Laissez un agent de code piloter les autres avec Paneflow Conductor
Lancer un agent de code est simple. En lancer plusieurs en parallèle devient un problème de coordination : lequel travaille, lequel attend, quelle branche change, et quel résultat doit alimenter l'étape suivante ?
Paneflow Conductor arrive avec Paneflow 0.6.0 pour rendre cette coordination explicite. Un agent peut découvrir ses pairs, lire leur sortie, envoyer le prompt suivant et attendre la fin du tour via la CLI publique paneflow.
Une seule CLI pour toute la flotte
Tout passe par le socket local de Paneflow. Le conductor peut être Claude Code, Codex, OpenCode, Gemini ou un script, parce que l'interface reste une suite de commandes shell.
paneflow ps
paneflow status claude-impl
paneflow read claude-impl --lines 120
paneflow send claude-impl "Keep going and finish with REPORT_DONE"
paneflow wait --match claude-impl --pattern '^REPORT_DONE'
paneflow watchC'est le changement important. Codex peut inspecter ce que Claude Code a produit. Claude Code peut confier une revue à OpenCode. Un script peut lancer le même workflow sans dépendre du harness utilisé dans chaque panneau.
Pour les travaux répétables, paneflow up lance un espace de travail hooké depuis un fichier TOML, et paneflow flow run exécute un pipeline multi-agent avec spawn, attente, transmission de contexte et revue.

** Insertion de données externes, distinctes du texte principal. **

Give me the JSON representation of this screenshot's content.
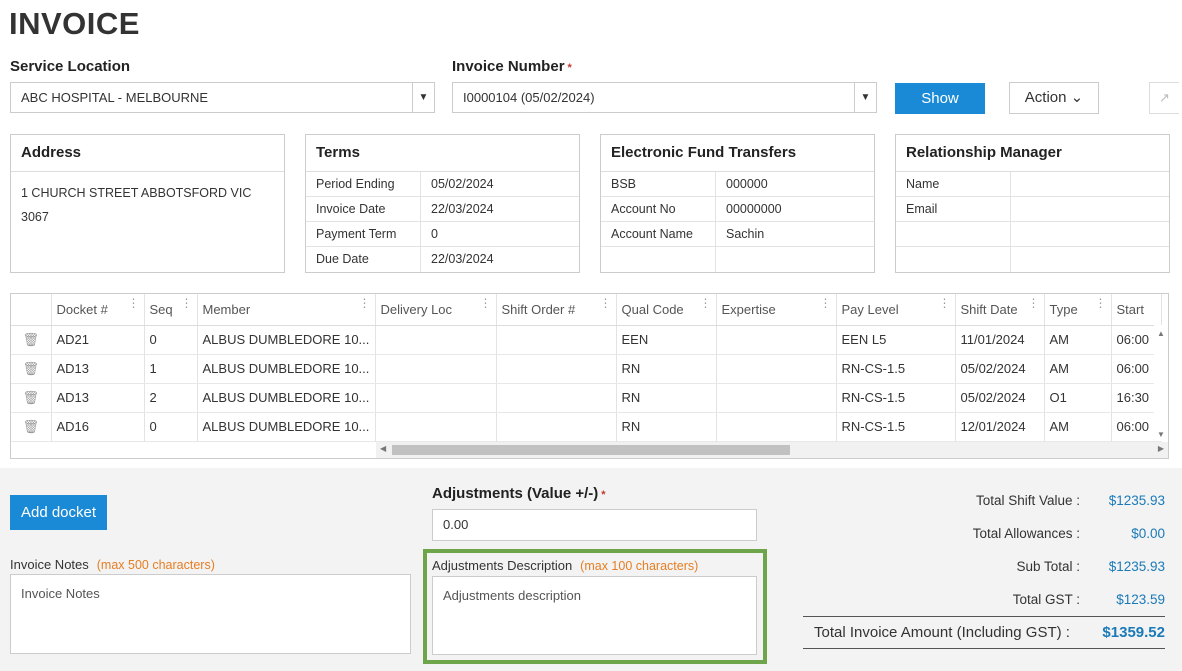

Déléguer sans masquer les terminaux
Paneflow Conductor ne remplace pas les agents et ne transforme pas Paneflow en runtime hébergé. Les panneaux restent de vrais terminaux. Vous pouvez les lire, reprendre la main, arrêter une commande ou changer de direction.
L'intérêt est que les agents n'ont plus besoin de contexte copié-collé. Un agent conductor peut lire un panneau voisin, comprendre l'état courant, envoyer un follow-up précis, puis attendre une sentinelle comme REPORT_DONE avant de continuer.
Ce pattern devient utile quand vous séparez implémentation, revue, tests et documentation. L'agent leader n'a pas besoin de deviner depuis des notes périmées. Il inspecte la flotte réelle.
Attendre l'état, pas un timer
Paneflow 0.6.0 ajoute une machine d'état suivie tour par tour pour les agents hookés. Un panneau peut remonter des états comme thinking, waiting_for_input ou finished. paneflow watch diffuse les événements de cycle de vie en JSONL, et paneflow wait bloque sur une condition au lieu de dormir pendant un délai arbitraire.
C'est la différence entre orchestration et screen scraping. Un conductor ne devrait pas poller un terminal toutes les quelques secondes en espérant que la sortie soit stabilisée. Il doit réagir quand l'agent s'arrête vraiment, demande une entrée ou imprime le marqueur promis.
Garder la frontière de contrôle visible
Le modèle de sécurité est volontaire. Le bridge MCP est en lecture seule. paneflow read traite la sortie des pairs comme une donnée non fiable. Par défaut, paneflow send pré-remplit un prompt et un humain appuie encore sur Entrée.
L'auto-submit existe, mais il reste opt-in via la gate de scripting ou le mode AI free access. Cela garde le chemin puissant disponible pour les worktrees isolés et les workflows de confiance, sans faire des écritures silencieuses entre panneaux le comportement par défaut.
Cette frontière est le point central : donner assez de contexte partagé aux agents pour travailler ensemble, tout en gardant les terminaux visibles et la reprise humaine possible.
Commencer avec une petite flotte
La référence complète est dans la documentation Conductor. Commencez avec deux panneaux : un agent d'implémentation, un agent de revue, et un conductor qui lit les deux avant d'envoyer le prompt suivant.
Si vous faites déjà tourner plusieurs agents CLI côte à côte, Paneflow Conductor leur donne une surface commune au lieu d'un protocole privé de plus.